The federal Endangered Species Act defines an endangered species as one that is “in danger of extinction throughout all or a significant portion of its range.”
In 2014, the Fish and Wildlife Service interpreted that to mean that 40 to 50 Cabinet-Yaak grizzly bears living in the mountainous, remote part of Montana and Idaho are not endangered because they are not “on the brink of extinction” — an explanation used only once before to justify keeping polar bears from endangered status.
The federal agency used that interpretation to upgrade the status of Cabinet-Yaak grizzly bears to “threatened” after the bears spent decades on a waiting list to be classified as “endangered,” prompting a lawsuit from the conservation group Alliance for the Wild Rockies.
Christensen ruled that the government effectively changed its policy without explaining it or seeking public input. He reinstated the Cabinet-Yaak bears’ status as warranting classification as an endangered species — essentially putting them back on the waiting list.

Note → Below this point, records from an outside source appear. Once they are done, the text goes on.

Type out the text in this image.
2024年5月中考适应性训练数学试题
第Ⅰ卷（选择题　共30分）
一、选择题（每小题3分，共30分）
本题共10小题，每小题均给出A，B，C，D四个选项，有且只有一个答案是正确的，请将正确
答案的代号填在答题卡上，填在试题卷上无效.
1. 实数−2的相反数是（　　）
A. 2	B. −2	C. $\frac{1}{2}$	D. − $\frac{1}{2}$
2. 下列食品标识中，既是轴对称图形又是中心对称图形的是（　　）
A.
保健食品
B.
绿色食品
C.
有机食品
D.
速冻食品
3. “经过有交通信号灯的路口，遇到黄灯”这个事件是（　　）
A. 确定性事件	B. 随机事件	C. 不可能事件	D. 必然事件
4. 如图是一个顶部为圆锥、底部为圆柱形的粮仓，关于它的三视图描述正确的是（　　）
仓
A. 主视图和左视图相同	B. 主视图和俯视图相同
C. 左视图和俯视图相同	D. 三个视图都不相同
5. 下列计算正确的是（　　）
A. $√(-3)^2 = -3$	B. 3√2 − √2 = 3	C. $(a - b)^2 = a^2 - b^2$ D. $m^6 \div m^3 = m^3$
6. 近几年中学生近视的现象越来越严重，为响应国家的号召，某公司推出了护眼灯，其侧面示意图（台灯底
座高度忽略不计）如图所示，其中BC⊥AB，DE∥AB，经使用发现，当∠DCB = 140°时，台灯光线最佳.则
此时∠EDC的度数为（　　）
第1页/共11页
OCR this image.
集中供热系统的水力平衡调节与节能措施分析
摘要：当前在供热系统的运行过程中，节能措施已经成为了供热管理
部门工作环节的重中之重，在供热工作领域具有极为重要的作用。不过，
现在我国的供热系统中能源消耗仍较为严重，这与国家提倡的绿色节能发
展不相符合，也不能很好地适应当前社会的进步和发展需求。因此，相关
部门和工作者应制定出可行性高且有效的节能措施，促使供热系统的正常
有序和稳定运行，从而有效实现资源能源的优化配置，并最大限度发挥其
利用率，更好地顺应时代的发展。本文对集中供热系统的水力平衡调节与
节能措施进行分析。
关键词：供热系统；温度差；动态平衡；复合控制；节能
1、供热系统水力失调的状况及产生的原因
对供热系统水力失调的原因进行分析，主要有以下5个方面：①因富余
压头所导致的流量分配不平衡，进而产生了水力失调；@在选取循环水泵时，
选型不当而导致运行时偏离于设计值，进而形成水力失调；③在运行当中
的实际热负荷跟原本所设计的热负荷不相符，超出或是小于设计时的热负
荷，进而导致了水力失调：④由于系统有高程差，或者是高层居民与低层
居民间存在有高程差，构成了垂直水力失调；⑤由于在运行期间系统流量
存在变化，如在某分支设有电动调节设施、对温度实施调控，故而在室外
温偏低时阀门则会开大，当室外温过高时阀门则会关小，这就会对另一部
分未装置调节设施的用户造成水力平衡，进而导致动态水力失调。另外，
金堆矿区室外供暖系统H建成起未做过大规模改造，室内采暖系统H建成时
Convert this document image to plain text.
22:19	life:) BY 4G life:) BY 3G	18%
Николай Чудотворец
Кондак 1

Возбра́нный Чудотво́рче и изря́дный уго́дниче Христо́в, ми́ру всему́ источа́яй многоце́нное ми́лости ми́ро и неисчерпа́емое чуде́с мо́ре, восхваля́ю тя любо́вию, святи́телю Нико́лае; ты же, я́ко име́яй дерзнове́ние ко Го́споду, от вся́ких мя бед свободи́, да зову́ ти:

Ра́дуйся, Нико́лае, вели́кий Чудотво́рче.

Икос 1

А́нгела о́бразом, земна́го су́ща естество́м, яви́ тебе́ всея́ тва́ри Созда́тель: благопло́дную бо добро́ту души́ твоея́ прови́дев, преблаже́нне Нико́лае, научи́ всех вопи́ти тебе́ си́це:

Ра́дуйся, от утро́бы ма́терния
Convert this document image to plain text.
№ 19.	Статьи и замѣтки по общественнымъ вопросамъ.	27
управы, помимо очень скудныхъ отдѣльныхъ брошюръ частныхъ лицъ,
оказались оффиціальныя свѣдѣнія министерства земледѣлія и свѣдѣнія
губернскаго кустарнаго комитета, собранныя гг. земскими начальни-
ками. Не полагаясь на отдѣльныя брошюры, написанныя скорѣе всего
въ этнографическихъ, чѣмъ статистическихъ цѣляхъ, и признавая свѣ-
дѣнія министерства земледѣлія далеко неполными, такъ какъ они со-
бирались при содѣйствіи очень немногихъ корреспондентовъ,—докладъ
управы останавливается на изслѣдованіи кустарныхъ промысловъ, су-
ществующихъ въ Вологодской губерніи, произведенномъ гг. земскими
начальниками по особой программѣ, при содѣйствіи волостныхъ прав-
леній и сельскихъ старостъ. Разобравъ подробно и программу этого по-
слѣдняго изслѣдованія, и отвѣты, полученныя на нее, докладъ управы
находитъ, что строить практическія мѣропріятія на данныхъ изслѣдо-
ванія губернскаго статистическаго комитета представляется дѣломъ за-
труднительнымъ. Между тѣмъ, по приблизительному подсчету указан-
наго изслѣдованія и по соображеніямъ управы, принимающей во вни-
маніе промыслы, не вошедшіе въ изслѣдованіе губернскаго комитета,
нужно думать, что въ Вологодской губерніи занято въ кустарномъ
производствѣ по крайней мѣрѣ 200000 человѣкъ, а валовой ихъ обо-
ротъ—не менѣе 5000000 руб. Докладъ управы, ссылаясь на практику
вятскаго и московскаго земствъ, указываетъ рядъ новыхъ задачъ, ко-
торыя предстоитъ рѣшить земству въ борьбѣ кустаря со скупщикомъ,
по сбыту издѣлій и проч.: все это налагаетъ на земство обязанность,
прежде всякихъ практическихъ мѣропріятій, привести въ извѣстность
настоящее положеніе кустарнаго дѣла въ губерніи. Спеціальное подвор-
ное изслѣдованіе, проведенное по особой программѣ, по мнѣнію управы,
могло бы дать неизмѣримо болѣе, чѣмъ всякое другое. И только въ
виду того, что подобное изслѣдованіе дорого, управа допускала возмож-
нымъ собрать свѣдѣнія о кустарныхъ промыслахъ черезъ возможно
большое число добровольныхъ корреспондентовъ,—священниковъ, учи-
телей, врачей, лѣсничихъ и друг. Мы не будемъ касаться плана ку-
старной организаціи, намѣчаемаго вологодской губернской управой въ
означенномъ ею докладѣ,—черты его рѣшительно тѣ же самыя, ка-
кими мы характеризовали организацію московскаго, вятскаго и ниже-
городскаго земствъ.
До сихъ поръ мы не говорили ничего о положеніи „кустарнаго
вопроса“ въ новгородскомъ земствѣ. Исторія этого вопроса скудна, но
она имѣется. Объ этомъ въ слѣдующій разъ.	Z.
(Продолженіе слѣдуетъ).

The federal agency first used the “brink of extinction” interpretation in a memo to explain its decision not to list the polar bear as an endangered species in 2008.
The judge said that memo was only supposed to apply to polar bears and not set a new policy for defining endangered species, but that the agency tried to apply it to the Cabinet-Yaak bears.
In future listings of any animals or plants under the Endangered Species Act, the judge said, the Fish and Wildlife Service must prove that the federal law allows the “brink of extinction” interpretation and provide an explanation of why that interpretation is needed.
“It will apply to all other species when the FWS is considering if a species should be listed as endangered,” said Mike Garrity, the executive director of the Alliance for the Wild Rockies.
A Fish and Wildlife Service spokeswoman did not immediately return a telephone message seeking comment.
The Cabinet-Yaak bears are one of six grizzly populations in the Northern Rockies from Washington state to Wyoming.
All are considered threatened, with the recent exception of about 700 grizzlies living in and around Yellowstone National Park, about 300 miles southeast of the area with portions of three national forests where the Cabinet-Yaak bears live.
The U.S. government declared Yellowstone grizzlies recovered and lifted federal protections for them last month.
The government agency ruled in 2014 that the Cabinet-Yaak population had stabilized and no longer needed to be considered as an endangered species. The agency acknowledged their numbers were still far short of the 100 bears targeted for a recovered population and still merited “threatened” status.
A “threatened” classification provides many, but not all, of the protections given to endangered species against killing or hurting them and their habitat.
Until that 2014 decision, the Fish and Wildlife Service classified Cabinet-Yaak bears as warranting endangered species status, but ruled that other troubled species had a higher priority, such as the red-crowned parrot in Texas and the Puerto Rico harlequin butterfly.
So the bears spent decades on a list with hundreds of other species waiting for their turn.
The Alliance for the Wild Rockies argued the bears are still endangered because their population is less than half of the recovery target.
The conservation group also argued that they are isolated from other bear populations and they face serious threats to their survival from human activities like mining and logging where they live.